January was a trashy month in San Diego.  

A new state law went into effect, requiring everyone recycle their food waste meaning meat, bones, veggie scraps and citrus peels go in a green waste bin at your apartment or behind your restaurant. Cities have to grapple with the cost of that new, mostly unfunded state mandate which usually means passing it on to you, the ratepayer.  

And sanitation workers at Republic Services staged a month-long strike that, as Jesse Marx laid out in his column, the company broke with the help of a contract provision that would have taken health care from the workers if they didn’t resume trash collecting. If San Diegans didn’t think about what they threw away before, they certainly had to face it then as trash generated over a major holiday swelled outside local dumpsters.  

Zero waste advocates, meanwhile, contend that San Diego is particularly good at generating trash. One measure of that is how long we let our landfills grow before closing them.  

One of the region’s major landfills, Otay Landfill owned by Republic Services, is scheduled to close on Feb. 25, 2030, according to the County of San Diego’s Department of Environmental Health.

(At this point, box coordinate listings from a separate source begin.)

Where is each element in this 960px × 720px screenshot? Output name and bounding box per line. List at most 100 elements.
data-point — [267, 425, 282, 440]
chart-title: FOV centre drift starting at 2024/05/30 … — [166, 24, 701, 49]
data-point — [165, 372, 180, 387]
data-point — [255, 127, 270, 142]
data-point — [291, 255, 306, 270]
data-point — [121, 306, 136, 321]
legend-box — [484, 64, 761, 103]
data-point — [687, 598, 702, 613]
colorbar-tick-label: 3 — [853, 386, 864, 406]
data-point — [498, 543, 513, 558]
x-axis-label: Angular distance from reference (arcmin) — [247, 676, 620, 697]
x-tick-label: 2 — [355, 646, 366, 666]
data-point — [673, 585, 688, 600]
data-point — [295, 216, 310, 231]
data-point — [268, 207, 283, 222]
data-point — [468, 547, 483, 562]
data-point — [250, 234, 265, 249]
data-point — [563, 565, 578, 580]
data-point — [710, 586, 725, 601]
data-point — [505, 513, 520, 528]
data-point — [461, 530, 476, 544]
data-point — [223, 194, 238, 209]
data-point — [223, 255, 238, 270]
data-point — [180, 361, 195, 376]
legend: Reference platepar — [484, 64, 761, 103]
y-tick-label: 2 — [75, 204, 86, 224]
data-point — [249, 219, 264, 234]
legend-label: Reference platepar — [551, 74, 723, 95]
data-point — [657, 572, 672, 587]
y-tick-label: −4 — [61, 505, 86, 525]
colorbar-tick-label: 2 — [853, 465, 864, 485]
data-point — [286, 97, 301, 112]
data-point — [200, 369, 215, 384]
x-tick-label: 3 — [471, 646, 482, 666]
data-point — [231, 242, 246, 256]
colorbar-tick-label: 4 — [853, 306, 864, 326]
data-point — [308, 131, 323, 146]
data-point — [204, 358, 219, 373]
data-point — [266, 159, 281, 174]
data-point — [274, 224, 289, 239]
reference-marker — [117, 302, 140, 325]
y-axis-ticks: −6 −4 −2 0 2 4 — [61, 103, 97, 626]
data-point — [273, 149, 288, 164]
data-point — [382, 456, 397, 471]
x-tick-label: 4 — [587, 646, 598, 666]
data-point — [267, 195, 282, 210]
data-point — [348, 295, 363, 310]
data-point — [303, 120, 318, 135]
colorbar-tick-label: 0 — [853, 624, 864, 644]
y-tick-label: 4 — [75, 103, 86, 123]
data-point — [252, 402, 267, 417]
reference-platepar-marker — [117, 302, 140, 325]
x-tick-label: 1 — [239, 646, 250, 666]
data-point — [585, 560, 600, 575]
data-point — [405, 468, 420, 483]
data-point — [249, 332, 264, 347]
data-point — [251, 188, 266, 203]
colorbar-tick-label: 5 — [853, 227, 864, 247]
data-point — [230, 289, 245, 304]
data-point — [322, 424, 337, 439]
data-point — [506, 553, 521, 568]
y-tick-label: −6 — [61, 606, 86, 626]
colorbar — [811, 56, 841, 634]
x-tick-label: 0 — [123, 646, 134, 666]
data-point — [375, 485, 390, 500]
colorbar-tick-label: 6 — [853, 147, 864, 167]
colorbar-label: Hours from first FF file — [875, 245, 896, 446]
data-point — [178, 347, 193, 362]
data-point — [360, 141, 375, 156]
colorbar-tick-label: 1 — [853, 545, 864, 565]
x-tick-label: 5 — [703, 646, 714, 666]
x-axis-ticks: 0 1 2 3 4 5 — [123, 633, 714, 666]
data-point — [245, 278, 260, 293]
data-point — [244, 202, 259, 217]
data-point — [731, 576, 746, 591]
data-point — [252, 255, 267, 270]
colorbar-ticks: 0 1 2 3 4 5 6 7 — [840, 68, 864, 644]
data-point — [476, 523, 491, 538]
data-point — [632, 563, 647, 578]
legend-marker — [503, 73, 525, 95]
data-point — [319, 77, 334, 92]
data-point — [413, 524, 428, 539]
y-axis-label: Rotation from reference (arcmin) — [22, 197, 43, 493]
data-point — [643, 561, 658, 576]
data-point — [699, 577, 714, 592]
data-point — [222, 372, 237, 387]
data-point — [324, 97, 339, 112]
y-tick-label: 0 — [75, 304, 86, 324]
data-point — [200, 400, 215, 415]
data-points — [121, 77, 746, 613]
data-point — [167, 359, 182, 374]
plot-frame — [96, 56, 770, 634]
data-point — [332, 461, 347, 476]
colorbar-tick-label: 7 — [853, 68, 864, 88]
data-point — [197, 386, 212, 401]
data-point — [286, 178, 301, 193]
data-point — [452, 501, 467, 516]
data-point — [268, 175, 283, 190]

That’s the agency empowered by the state to regulate landfills.  

“When people say, ‘when is the landfill going to close?’ I always ask them, ‘how much are you going to throw away?’” Neil Mohr, general manager of San Diego collection for Republic Services, told me during a tour in early December. 

The county has to review all landfill permits once every five years, which generates a new assessment of how much room the landfill has to grow before it hits its permitted capacity limit. According to that, the region has enough space to landfill trash until 2059. The state’s new food waste recycling law is expected to help extend the life of the region’s landfills. The county estimated 39 percent of the trash we throw away as a region is organic food waste and therefore recyclable.  

San Diego region's landfill capacity
Life expectancy of San Diego’s landfills according to a 2017 survey by the County of San Diego.

But landfills can grow past their permit limit. The county report shows Miramar landfill, run by the city of San Diego, will also max-out capacity by 2030. But in 2019 the city announced extended the life of that landfill by allowing waste to pile another 25 feet higher into the air. 

That irks zero waste advocates like Jessica Toth at the Solana Center for Environmental Innovation.  

“I don’t want to see us siting additional capacity (at landfills) because that allows us to keep dumping there,” Toth said. 

The county expects another major landfill, Sycamore Landfill which is also owned by Republic Services, to apply for two more life extensions based on how much waste it received on average. Its estimated closure date is 2054. 

We’ll have a more up-to-date outlook on the region’s waste generation this summer, when the county’s next five-year waste management report is due to the state.